В постель я легла, когда уже занималось утро, а встать пришлось очень скоро. Выехали рано, с нами, как всегда, отправилось множество народу. Архиепископ со свитой, сотни людей, правда сотни, теперь путешествовали вместе со мной. В этот день к нам присоединились несколько важных лордов, приехавшие проводить меня в Рочестер. Простые люди стояли вдоль дороги – приветствовали меня, а я улыбалась и махала рукой.
На каждой остановке мне кланялся очередной богато одетый человек. Леди Лиль, или леди Саутгемптон, или еще какая-нибудь дама шептали что-то на ухо, я улыбалась, протягивала руку, пытаясь удержать в памяти очередное имя. Но они так похожи – все в роскошном бархате, с золотыми цепями, с жемчугом и драгоценными камнями на шляпах. Их дюжины, сотни, пол-Англии явилось сюда, чтобы принести поздравления, а я по-прежнему не могу отличить одного от другого.

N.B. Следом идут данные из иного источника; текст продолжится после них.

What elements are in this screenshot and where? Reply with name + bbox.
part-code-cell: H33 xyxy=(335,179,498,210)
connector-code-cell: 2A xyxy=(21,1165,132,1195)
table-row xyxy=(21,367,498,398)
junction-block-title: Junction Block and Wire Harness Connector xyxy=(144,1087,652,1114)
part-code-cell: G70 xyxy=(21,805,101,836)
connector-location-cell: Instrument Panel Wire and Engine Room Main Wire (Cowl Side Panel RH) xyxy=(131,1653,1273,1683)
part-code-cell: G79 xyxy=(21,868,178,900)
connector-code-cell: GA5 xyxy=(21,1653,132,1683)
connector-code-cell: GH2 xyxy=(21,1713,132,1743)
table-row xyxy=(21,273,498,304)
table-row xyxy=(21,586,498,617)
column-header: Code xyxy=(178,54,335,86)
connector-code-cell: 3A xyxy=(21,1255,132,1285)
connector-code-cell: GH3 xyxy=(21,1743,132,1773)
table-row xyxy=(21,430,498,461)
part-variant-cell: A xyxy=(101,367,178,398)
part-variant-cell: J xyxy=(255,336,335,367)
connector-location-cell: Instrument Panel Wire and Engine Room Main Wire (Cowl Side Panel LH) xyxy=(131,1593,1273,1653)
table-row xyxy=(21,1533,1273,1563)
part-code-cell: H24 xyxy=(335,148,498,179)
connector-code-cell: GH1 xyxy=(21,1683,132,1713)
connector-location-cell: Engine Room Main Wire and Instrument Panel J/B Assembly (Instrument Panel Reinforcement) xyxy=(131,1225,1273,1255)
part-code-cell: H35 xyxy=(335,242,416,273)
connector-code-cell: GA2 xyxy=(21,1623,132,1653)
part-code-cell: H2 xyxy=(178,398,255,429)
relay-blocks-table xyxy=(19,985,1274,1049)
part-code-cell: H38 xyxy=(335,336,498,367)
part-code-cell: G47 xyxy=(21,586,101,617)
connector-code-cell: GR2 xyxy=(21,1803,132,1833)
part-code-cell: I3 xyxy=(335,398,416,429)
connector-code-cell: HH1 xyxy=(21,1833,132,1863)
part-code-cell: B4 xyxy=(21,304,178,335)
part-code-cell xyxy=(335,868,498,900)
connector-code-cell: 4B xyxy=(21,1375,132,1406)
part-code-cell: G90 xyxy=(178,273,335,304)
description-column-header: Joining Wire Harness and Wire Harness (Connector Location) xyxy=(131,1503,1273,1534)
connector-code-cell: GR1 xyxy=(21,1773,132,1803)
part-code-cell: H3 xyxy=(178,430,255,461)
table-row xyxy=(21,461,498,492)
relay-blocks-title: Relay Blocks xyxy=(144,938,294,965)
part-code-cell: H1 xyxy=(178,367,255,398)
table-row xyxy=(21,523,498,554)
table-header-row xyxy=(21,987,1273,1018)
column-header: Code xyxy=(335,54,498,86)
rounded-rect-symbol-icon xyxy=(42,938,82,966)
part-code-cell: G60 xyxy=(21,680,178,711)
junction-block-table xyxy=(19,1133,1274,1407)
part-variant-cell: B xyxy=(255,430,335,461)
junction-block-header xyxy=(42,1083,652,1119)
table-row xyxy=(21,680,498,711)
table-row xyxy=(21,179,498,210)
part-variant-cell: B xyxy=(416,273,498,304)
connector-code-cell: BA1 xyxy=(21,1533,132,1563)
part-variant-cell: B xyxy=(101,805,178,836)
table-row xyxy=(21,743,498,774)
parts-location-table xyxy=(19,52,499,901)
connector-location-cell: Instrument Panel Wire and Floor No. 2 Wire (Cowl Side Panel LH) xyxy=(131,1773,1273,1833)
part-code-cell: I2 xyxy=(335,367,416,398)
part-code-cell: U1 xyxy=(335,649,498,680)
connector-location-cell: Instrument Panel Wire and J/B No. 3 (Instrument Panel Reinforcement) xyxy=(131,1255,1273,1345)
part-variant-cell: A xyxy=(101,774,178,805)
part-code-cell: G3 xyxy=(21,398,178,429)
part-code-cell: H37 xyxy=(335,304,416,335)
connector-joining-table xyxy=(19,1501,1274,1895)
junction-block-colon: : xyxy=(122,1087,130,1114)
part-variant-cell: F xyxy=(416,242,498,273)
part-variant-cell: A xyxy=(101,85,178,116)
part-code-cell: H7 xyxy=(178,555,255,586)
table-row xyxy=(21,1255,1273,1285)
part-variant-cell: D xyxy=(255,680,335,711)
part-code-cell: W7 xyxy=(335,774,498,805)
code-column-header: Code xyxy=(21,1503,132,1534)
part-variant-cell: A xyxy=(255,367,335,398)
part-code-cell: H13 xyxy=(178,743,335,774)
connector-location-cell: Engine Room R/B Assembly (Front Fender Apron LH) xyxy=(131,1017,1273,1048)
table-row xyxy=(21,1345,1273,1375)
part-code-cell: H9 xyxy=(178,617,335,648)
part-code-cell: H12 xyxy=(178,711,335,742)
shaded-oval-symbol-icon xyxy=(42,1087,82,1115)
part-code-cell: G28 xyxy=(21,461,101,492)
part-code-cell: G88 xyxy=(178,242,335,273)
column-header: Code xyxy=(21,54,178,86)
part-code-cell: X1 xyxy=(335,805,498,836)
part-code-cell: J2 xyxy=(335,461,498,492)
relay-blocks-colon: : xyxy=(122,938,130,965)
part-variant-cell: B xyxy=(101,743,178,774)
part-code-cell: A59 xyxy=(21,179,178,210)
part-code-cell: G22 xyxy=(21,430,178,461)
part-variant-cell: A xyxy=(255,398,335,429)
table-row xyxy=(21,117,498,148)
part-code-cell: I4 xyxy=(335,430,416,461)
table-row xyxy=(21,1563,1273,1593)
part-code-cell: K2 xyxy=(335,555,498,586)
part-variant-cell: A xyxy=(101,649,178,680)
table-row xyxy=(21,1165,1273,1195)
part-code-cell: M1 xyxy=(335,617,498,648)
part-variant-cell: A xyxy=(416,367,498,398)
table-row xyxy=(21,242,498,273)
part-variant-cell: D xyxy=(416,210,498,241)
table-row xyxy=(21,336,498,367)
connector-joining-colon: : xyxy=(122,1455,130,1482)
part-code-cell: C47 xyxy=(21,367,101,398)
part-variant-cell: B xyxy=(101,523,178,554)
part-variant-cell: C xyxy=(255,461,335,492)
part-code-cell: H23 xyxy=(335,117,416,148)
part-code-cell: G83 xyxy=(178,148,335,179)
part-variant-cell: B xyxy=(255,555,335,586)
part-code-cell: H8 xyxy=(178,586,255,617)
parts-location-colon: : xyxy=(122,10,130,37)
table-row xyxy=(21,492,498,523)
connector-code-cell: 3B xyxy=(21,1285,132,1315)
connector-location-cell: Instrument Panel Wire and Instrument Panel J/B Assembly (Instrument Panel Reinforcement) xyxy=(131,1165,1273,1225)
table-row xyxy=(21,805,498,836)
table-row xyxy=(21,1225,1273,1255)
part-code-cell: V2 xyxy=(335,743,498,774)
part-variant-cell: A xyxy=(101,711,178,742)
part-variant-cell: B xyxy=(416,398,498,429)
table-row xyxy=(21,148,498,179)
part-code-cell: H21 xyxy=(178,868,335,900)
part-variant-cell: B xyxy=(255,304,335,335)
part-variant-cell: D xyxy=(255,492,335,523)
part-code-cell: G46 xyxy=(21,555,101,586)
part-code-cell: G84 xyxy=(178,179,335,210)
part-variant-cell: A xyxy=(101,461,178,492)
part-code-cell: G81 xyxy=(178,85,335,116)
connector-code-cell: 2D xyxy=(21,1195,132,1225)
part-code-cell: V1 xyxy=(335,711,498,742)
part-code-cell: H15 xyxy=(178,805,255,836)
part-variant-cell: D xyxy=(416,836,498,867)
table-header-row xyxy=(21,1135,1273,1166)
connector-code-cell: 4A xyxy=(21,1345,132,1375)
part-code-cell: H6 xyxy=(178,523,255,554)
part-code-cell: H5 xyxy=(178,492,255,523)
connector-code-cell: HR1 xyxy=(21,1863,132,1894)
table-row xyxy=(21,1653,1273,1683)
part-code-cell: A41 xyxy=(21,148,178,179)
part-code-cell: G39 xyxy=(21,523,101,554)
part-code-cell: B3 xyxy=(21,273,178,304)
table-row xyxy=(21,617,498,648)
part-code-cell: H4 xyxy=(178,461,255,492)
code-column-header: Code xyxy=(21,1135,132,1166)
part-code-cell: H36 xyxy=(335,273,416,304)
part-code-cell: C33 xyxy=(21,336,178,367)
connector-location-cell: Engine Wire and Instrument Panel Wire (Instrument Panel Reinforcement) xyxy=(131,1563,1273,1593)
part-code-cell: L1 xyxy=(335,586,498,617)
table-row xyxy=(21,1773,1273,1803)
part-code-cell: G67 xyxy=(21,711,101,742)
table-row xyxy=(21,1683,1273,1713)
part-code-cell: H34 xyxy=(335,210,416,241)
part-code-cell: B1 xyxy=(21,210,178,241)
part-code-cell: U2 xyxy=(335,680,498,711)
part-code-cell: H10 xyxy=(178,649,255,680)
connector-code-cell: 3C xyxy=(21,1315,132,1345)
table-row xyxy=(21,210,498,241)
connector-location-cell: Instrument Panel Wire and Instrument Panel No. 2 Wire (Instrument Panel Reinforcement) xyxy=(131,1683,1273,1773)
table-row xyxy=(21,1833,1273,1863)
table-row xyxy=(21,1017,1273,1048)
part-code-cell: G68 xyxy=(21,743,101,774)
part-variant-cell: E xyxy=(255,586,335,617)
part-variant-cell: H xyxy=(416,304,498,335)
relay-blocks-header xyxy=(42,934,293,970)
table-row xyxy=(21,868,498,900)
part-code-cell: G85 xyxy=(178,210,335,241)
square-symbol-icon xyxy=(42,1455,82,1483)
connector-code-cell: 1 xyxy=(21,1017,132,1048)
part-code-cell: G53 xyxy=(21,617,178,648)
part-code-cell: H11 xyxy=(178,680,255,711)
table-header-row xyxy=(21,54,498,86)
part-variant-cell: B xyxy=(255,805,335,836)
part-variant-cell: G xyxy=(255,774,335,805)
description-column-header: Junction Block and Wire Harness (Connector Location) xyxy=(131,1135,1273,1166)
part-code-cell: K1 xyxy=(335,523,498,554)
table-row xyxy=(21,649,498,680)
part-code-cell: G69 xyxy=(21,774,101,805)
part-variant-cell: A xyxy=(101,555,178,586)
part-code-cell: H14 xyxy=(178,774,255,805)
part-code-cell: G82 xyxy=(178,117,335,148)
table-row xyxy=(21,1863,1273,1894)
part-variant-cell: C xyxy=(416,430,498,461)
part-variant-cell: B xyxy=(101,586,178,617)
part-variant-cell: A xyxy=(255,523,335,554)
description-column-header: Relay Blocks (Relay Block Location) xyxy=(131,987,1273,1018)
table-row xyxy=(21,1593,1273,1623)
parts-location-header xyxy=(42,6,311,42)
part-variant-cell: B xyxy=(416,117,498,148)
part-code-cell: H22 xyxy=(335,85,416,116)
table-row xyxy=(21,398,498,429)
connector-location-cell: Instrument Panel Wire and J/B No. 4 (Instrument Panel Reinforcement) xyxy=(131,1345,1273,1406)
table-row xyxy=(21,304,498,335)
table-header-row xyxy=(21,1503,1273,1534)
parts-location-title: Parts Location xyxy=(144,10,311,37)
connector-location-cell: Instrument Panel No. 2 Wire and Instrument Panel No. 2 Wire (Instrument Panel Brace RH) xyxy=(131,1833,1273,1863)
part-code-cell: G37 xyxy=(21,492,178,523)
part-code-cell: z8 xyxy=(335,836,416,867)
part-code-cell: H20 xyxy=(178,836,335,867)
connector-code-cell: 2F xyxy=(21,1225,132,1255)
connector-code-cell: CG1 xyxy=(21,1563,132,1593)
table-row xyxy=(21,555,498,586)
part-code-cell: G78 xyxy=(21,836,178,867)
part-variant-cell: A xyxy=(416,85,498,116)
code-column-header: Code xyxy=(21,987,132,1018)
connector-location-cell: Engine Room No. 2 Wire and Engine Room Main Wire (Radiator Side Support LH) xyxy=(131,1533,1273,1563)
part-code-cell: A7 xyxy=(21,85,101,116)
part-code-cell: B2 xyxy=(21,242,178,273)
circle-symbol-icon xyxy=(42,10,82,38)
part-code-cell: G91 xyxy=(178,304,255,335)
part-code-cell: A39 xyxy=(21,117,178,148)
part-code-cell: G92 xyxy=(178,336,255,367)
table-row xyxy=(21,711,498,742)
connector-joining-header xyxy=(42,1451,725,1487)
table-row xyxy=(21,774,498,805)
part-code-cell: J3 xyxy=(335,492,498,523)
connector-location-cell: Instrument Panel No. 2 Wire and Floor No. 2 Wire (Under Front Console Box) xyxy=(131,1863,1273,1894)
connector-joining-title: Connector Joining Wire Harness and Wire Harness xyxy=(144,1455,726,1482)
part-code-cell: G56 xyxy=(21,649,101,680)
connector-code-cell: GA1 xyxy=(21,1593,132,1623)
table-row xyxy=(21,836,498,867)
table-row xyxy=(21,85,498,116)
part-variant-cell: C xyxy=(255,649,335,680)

Мы обедали в большой зале, очень торжественно, и мне представили леди Браун – в ее ведении будут находиться фрейлины. Она по очереди называла имена девушек, мимо меня проходили бесконечные Екатерины, Марии, Елизаветы, Анны, Бетси и Мадж. Все бойкие, хорошенькие, в крошечных чепцах. Волосы открыты – брат непременно осудил бы дам за безнравственность, – все в изящных туфельках, и все смотрят на меня, словно я – белый сокол в курятнике. Я подозвала Лотти и попросила сказать леди Браун по-английски – как только мы прибудем в Лондон, надеюсь, она даст мне несколько советов по поводу нарядов и английской моды. Лотти перевела, леди Браун покраснела, отвернулась и больше на меня не таращилась. Понятно: она находит мое платье странным, а меня – безобразной.